Editor’s note: McRee Anderson serves as the Director of the Interior Highlands Restoration Program for The Nature Conservancy in Arkansas, and Brigette Coleman-Williams serves as the Director of Marketing and Communications. McRee has led the South Central Fire Learning Network since the Fire Learning Network’s inception in 2002. The collaborative has been awarded over $51 million in federal funding for ecosystem restoration through sources including the Collaborative Forest Landscape Restoration Program and Joint Chiefs’ Landscape Restoration Partnership. In this post, McRee and Brigette cover the 10th International Fire Exchange, a program which invites conservation partners from across the globe to Arkansas to share skills and learning about fire management and conservation practices.

In the spring of 2023, The Nature Conservancy in Arkansas (TNC Arkansas) hosted a dozen colleagues and conservation partners from Colombia, the Democratic Republic of Congo (DRC), Guatemala, and Zambia during the 10th International Fire Exchange in Arkansas.  

Led by McRee Anderson, Director of the Interior Highlands Restoration Program since its inception, the International Fire Exchange aims to assist global fire management partners with continued development of fire ecology, fire management planning, and other skills. Similarities in the Arkansas woodland and savanna ecosystems to those in Colombia, the DRC, Guatemala, and Zambia mean that exchange participants gain critical hands-on skills applicable to managing the unique ecosystems in their home countries.

Not only do these exchanges provide training for international participants, they also benefit the Arkansas hosts. Visiting international conservation personnel enhance local personnel’s understanding of fire through the exchange of  new fire management techniques and controlled burn implementation.

A group of people in firefighting gear stand outside in a sunny wooded area smiling at the camera. They stand in front of a trailer that says

International Exchange participants with TNC Arkansas staff. Photo credit: TNC Arkansas

Since 1996, TNC Arkansas has understood the necessity of prescribed fire for the well-being of natural areas. The need to have well trained burn crews to implement controlled burns was also clear. As of 2022, TNC crews have completed more than 5,000 burns across the Natural State, reinvigorating thousands of acres of forests and other habitats.

In the past 23 years, TNC Arkansas has taught almost 1,000 students stateside and globally to properly plan and manage controlled burns. As experience and understanding of the effects of good fire has deepened, TNC Arkansas continues to be a leader in the area of fire management for conservation. McRee travels to Africa and South America annually to share best practices, as well as learn from local fire crews in the remote locations they manage with prescribed fire.

A person in firefighting gear stands holding a red drip torch in a forested area, lighting the ground on fire for a prescribed burn. Flames extend in front of them.

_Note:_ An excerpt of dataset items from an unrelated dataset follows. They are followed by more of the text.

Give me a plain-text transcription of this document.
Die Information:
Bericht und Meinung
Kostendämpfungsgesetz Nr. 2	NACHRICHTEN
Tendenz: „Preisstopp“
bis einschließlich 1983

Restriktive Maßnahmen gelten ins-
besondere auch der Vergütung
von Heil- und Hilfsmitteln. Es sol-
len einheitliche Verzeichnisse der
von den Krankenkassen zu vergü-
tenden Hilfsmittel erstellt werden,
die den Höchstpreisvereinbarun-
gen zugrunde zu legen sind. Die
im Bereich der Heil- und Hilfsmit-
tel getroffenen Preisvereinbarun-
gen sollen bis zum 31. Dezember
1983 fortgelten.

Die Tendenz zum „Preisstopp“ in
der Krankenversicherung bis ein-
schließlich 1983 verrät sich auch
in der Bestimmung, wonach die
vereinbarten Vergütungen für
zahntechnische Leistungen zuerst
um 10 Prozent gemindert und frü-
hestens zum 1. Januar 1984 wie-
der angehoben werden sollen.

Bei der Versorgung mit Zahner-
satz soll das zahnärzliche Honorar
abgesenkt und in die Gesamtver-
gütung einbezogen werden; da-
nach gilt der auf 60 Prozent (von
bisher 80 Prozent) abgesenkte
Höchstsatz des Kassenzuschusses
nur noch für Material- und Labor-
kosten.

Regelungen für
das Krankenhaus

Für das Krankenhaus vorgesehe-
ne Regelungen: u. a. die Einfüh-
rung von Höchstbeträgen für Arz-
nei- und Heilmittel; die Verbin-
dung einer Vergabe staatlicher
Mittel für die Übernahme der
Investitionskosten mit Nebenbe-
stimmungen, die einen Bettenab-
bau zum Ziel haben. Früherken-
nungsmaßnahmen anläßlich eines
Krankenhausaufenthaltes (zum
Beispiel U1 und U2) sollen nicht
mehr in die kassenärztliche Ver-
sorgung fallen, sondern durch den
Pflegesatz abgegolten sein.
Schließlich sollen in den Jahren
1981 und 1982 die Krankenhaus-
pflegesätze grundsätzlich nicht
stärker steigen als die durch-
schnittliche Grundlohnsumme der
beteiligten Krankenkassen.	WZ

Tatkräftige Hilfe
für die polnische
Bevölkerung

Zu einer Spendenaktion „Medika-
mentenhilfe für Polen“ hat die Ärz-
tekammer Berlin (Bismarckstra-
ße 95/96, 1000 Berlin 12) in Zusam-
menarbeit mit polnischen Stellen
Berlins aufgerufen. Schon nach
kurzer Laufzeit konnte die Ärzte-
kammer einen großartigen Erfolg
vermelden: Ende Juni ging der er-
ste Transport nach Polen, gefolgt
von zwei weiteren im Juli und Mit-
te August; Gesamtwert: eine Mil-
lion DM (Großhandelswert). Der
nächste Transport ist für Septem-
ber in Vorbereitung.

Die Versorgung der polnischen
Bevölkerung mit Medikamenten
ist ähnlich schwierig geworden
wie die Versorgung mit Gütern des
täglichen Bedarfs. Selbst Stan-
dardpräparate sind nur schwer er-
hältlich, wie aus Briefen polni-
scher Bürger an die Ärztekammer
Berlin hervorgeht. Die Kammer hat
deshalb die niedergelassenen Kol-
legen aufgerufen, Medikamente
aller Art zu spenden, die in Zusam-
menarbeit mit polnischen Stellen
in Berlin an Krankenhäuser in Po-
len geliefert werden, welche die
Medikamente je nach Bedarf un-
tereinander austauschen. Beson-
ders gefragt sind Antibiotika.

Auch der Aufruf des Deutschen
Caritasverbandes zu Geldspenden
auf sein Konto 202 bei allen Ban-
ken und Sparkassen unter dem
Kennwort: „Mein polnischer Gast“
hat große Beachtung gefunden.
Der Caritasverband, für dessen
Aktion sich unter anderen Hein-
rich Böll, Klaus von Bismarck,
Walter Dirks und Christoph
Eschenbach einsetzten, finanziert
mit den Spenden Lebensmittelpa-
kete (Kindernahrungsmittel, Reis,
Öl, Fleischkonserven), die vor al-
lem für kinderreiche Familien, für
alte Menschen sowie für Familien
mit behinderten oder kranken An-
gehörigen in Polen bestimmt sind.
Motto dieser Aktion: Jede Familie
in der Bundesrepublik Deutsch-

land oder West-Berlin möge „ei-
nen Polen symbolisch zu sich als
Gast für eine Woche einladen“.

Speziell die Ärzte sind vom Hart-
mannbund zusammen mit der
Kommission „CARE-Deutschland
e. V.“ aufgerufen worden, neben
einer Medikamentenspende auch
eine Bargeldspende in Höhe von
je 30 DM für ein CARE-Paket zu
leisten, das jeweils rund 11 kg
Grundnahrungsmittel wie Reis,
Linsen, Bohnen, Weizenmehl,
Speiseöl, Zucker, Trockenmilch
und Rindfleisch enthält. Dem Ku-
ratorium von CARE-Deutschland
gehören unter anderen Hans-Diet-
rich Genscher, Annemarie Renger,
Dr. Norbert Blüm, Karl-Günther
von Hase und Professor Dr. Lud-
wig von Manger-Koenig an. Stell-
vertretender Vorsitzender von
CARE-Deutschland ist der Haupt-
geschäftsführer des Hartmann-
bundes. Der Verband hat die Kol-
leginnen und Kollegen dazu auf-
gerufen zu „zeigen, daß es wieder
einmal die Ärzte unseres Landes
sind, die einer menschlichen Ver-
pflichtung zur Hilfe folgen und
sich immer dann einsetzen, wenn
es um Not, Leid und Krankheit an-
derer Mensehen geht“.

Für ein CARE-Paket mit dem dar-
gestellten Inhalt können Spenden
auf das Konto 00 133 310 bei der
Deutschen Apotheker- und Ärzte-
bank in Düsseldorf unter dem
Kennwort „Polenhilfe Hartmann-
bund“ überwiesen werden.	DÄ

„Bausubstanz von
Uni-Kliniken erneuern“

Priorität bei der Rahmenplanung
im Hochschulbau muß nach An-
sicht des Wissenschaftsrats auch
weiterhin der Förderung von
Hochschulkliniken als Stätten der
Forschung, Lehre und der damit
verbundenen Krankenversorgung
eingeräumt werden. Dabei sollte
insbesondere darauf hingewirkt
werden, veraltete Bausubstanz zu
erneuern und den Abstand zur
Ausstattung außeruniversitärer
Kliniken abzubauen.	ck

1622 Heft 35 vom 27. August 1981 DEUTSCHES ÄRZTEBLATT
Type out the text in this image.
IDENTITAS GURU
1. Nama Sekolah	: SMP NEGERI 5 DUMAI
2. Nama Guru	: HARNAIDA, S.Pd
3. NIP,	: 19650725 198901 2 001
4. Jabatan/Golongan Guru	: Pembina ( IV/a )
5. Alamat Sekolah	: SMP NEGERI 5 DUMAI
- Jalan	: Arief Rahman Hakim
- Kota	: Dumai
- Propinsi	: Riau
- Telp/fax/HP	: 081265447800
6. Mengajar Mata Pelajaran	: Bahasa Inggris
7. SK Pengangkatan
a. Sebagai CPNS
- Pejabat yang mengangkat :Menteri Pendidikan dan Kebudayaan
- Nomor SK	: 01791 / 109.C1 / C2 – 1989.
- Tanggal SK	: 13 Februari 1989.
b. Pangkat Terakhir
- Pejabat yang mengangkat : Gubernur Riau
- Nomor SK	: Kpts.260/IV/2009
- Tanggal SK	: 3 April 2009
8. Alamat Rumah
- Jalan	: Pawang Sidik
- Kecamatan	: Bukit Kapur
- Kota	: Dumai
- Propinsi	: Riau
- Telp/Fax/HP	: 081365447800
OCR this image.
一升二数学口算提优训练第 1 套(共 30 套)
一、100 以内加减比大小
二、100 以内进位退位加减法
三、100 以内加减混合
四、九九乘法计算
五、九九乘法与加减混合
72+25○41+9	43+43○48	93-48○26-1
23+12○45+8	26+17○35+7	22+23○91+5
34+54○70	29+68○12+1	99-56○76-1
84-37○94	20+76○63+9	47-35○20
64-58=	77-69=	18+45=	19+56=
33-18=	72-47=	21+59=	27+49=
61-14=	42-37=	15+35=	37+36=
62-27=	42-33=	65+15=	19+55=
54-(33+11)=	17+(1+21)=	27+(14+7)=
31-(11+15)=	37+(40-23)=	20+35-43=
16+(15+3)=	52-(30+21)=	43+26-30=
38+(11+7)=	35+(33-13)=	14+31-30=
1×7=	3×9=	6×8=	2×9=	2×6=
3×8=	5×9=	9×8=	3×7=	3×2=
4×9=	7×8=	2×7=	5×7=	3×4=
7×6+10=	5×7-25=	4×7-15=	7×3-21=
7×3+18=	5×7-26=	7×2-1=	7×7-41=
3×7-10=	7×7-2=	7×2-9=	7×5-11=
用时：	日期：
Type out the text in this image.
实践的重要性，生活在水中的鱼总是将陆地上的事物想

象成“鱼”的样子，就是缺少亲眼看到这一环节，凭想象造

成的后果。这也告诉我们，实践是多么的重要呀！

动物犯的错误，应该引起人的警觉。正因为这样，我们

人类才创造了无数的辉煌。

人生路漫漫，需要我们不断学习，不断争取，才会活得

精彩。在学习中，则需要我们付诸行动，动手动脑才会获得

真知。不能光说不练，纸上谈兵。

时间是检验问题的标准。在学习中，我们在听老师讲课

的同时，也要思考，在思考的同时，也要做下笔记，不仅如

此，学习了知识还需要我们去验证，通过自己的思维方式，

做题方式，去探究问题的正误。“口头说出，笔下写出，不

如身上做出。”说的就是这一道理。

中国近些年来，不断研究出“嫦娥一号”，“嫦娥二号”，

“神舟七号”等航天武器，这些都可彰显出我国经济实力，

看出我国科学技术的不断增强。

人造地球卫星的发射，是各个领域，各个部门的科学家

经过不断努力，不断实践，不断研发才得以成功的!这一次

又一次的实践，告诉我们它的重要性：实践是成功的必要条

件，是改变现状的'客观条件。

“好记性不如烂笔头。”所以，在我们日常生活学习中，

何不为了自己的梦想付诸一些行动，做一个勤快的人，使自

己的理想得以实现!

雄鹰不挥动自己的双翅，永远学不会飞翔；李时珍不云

Rachel Manda, Senior Technician, Zambia Department of Forestry conducts a prescribed burn. Photo credit: TNC Arkansas

This year’s International Fire Exchange class of 12 participants arrived in Little Rock in May, loaded their bags with supplies, and immediately began the tour across the state. McRee, TNC fire crews, and state, federal, and municipal agencies provided meaningful training opportunities for participants. The group held discussions on forwarding community conservation efforts and operationalizing fire management for resiliency and long-term outcomes.

The international burn teams were actively engaged in implementing controlled burns, assessing impacts of short and long-term fire restoration, and discussions on various fire and forestry management techniques. The tightly packed 10-day exchange introduced them to a variety of peers working across Arkansas in forest conservation and fire management. At the conclusion of their training, participants presented an overview of fire management practices from their respective countries. Each provided insight into their successes and challenges, sparking discussion around the similarities and differences between different geographic areas.

Participants then attended a closing presentation reception, where guests were captivated by their stories of challenges and successes resulting from each country’s unique political, cultural and historical impacts on their work.

Eight people sit at tables in a conference room facing a presentation screen, where a woman is pointing at the screen.

Rachel Manda explains the structure of community fire training in Zambia conducted in the greater Kafue ecosystem. Photo credit: TNC Arkansas

The International Fire Exchange is an example of what it looks like to be a global fire community. The event gives participants important skills to take back to their home countries, educates Arkansas personnel about international conservation efforts, and builds relationships across countries, agencies, and other boundaries. McRee looks forward to continuing this unique program by welcoming a new class of participants to the 11th International Fire Management Exchange in 2024.

Our gratitude and appreciation to our partners at the Arkansas Game and Fish Commission and U.S. Forest Service for their participation and support to make the 10th Anniversary of the International Fire Management Exchange week special.